This is the mail archive of the
gcc@gcc.gnu.org
mailing list for the GCC project.
Re: [tree-ssa] performance with loops
Op vr 04-07-2003, om 21:56 schreef Toon Moene:
> Steven Bosscher wrote:
> Hmm, how about initializing the data you use (malloc just allocates the
> space) - without it you could run into NaNs which would distort the
> timing picture completely.
Maybe so, but in this case this has nothing to do with it. Just look at
the assembly output and you can see that the code is just really poor.
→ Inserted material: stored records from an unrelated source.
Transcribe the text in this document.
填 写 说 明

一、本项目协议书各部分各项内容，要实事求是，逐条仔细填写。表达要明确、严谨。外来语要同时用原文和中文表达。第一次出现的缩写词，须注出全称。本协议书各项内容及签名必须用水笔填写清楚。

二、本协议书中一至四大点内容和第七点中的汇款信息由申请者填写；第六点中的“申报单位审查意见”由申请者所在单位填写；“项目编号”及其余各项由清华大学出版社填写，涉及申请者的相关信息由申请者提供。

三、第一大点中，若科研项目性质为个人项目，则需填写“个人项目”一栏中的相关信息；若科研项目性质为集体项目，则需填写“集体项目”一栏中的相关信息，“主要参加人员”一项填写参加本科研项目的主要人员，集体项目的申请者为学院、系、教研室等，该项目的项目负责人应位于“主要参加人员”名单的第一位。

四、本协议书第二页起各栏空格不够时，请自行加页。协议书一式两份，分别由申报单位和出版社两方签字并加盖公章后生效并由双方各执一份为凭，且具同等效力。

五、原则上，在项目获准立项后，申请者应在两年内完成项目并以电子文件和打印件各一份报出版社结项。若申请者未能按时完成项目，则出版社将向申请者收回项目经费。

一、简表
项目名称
But just to be sure, I replaced the line:
data1[i][j][k] = data2[i][j][k] * data3[i][j][k];
with:
data1[i][j][k] = 0.0;
and indeed, tree-ssa is still about 33% slower (2.97s avg. for mainline
vs. 3.89s avg. for tree-ssa). Sorry!
It may be interesting for people looking into this that with tree-ssa,
- we create a bigger stack frame
- with -fnew-ra performance is only 20% worse than mainline
- PRE doesn't make a difference at all.
- there are so many temporaries in the tree dumps?!
> BTW, what's wrong with:
>
> PROGRAM TEST
> REAL, ALLOCATABLE :: A(:,:,:), B(:,:,:), C(:,:,:)
> READ*,L,M,N
> ALLOCATE(A(L,M,N),B(L,N,M),C(L,N,M))
> A=1.0;B=2.0;C=A+B
> PRINT*,SUM(C)
> END PROGRAM TEST
Not everyone has Fortran 9x? ;-)
Gr.
Steven